Não só a gestação e a criação dos filhos, mas também o conjunto das tarefas domésticas cotidianas é indispensável para que trabalhadores e trabalhadoras tenham condições de retornar a seus empregos diariamente: roupas limpas para vestir, alimentação, repouso, ambiente mantido.
Fortunati (2026) e Bhattacharya (2023), entre outras, denominam esse conjunto de atividades de trabalho reprodutivo, justamente por compreenderem que ele participa da reprodução cotidiana da força de trabalho e da própria sociedade, sendo condição necessária para a sua continuidade histórica.
As autoras não compreendem o trabalho reprodutivo como trabalho improdutivo, visto que além do fato de dele resultar diretamente uma mercadoria fundamental à produção capitalista - a força de trabalho -, ele também participa, ainda que de forma indireta, das condições sociais necessárias a essa mesma produção capitalista.
Segundo as autoras, a força de trabalho humana é trocada no mercado de trabalho por salários, sendo, portanto, também mercadoria.
Significa, assim, que o trabalho doméstico se insere no processo de reprodução da força de trabalho, tanto quando as mulheres (ou pessoas com útero) gestam, parem, amamentam e criam seus filhos, potenciais futuros trabalhadores, quanto quando garantem as condições diárias para o trabalho daqueles que já estão no mercado de trabalho.
Para as referidas autoras, as atividades de manutenção e administração do lar e de cuidados com os membros da família constituem um trabalho indispensável à economia capitalista.
Não somente porque tais atividades são imprescindíveis para a existência de novas gerações de trabalhadores, mas também porque garantem, cotidianamente, as condições necessárias para que trabalhadores e trabalhadoras se apresentem em condições para a realização de seu trabalho remunerado.
Significa que o trabalho doméstico, quando concebido como trabalho reprodutivo, é elemento indissociável do processo capitalista de reprodução social.
Essa perspectiva de análise dialoga com as reflexões de Cláudia Mazzei Nogueira (2004) e Ricardo Antunes (2015) acerca da crescente feminização e precarização do trabalho contemporâneo.
Nogueira (2004) e Antunes (2015) apontam a tendência do mercado de absorver o trabalho feminino, concentrando as mulheres em ocupações marcadas por baixos salários, informalidade, trabalho intermitente, elevada rotatividade e proteção social frágil ou inexistente, o que denota a precarização e vulnerabilização desse trabalho, sobretudo nos setores que mais absorvem esse grupo de trabalhadoras (setor de serviços, trabalho doméstico e de cuidados em famílias).

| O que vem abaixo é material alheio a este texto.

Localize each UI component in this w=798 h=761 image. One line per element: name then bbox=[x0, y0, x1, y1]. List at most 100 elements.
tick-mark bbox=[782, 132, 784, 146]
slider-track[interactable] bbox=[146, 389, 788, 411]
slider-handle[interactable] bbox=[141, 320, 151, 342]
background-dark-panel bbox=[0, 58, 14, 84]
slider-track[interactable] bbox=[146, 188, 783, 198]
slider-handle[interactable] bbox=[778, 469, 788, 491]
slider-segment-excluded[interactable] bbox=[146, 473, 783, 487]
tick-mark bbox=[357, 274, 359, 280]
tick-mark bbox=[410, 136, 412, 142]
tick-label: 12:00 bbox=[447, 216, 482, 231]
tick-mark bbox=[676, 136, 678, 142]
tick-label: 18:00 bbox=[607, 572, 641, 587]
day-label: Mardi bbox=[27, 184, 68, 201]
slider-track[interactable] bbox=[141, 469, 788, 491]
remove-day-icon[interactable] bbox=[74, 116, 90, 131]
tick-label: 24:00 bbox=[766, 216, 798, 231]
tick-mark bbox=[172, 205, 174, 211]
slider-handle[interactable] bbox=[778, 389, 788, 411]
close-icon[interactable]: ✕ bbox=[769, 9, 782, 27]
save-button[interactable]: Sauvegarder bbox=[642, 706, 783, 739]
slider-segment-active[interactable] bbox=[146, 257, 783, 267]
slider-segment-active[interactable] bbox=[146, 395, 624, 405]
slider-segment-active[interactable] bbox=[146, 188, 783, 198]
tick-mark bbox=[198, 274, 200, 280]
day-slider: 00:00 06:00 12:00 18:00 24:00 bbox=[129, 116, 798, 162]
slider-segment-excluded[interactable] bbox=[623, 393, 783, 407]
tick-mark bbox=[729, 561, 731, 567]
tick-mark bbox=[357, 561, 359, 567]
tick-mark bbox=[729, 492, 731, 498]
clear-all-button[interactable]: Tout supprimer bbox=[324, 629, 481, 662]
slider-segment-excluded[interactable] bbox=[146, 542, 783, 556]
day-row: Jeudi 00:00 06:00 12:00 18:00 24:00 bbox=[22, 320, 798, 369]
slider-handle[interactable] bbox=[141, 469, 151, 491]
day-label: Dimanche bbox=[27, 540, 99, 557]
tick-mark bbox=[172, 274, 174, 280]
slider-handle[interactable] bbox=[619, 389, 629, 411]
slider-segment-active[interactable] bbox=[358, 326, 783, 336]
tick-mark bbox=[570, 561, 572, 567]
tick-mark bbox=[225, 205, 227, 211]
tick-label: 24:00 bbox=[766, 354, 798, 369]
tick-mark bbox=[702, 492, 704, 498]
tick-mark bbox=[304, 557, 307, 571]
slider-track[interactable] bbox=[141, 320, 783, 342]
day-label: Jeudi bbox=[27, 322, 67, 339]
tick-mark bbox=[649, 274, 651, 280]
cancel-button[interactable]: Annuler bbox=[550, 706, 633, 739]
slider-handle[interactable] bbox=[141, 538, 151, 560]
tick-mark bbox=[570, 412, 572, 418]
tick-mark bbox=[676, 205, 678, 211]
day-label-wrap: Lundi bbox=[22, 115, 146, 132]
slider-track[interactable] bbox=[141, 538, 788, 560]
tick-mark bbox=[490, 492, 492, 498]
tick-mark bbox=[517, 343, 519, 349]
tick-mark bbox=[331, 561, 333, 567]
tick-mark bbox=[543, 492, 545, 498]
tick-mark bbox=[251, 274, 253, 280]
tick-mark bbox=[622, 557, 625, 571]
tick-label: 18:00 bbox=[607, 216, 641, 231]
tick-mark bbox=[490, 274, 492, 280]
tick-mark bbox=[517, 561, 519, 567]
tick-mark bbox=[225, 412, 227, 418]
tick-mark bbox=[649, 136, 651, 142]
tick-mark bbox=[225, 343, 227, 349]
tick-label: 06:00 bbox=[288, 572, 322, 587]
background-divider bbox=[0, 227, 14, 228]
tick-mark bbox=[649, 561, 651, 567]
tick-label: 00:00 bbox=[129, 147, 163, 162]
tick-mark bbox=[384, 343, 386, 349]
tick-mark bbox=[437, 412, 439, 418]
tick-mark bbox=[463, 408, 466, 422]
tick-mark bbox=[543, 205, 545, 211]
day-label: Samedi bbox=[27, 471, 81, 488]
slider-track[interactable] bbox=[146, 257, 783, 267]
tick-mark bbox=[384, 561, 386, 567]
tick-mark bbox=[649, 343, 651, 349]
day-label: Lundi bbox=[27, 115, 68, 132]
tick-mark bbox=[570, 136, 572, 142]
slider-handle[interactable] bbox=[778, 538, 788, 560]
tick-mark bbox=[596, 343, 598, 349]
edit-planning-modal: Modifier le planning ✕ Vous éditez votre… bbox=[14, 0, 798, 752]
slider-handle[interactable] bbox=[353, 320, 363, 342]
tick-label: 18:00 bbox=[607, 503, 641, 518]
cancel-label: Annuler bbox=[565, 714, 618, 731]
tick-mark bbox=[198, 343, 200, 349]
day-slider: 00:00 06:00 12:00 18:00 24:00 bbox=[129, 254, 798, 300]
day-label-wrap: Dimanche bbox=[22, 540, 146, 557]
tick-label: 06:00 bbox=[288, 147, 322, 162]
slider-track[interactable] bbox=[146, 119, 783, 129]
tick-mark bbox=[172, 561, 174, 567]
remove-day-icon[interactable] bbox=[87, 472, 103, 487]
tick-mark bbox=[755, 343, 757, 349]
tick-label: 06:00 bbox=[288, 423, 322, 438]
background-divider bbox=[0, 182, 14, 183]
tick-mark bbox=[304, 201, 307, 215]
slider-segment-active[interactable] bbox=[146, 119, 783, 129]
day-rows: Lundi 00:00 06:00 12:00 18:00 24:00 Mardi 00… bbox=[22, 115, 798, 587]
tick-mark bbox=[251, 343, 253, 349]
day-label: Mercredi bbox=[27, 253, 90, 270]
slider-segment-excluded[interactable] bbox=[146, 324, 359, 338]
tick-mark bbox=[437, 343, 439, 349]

Tal processo evidencia a articulação entre desigualdades de classe e divisão sexual e racial do trabalho, produzindo formas específicas e intensas de exploração da força de trabalho feminina.
Os dados anteriormente apresentados indicam que parcela significativa dessas mulheres enfrenta limitações econômicas que dificultam o acesso à aquisição de moradia formalmente regularizada.
Embora o Censo 2022 tenha investigado o número de famílias que informaram residir em casa própria, os resultados encontrados não identificam quem, entre os familiares residentes no imóvel, é seu proprietário. Também não informa quantas mulheres brasileiras são proprietárias dos imóveis onde residem.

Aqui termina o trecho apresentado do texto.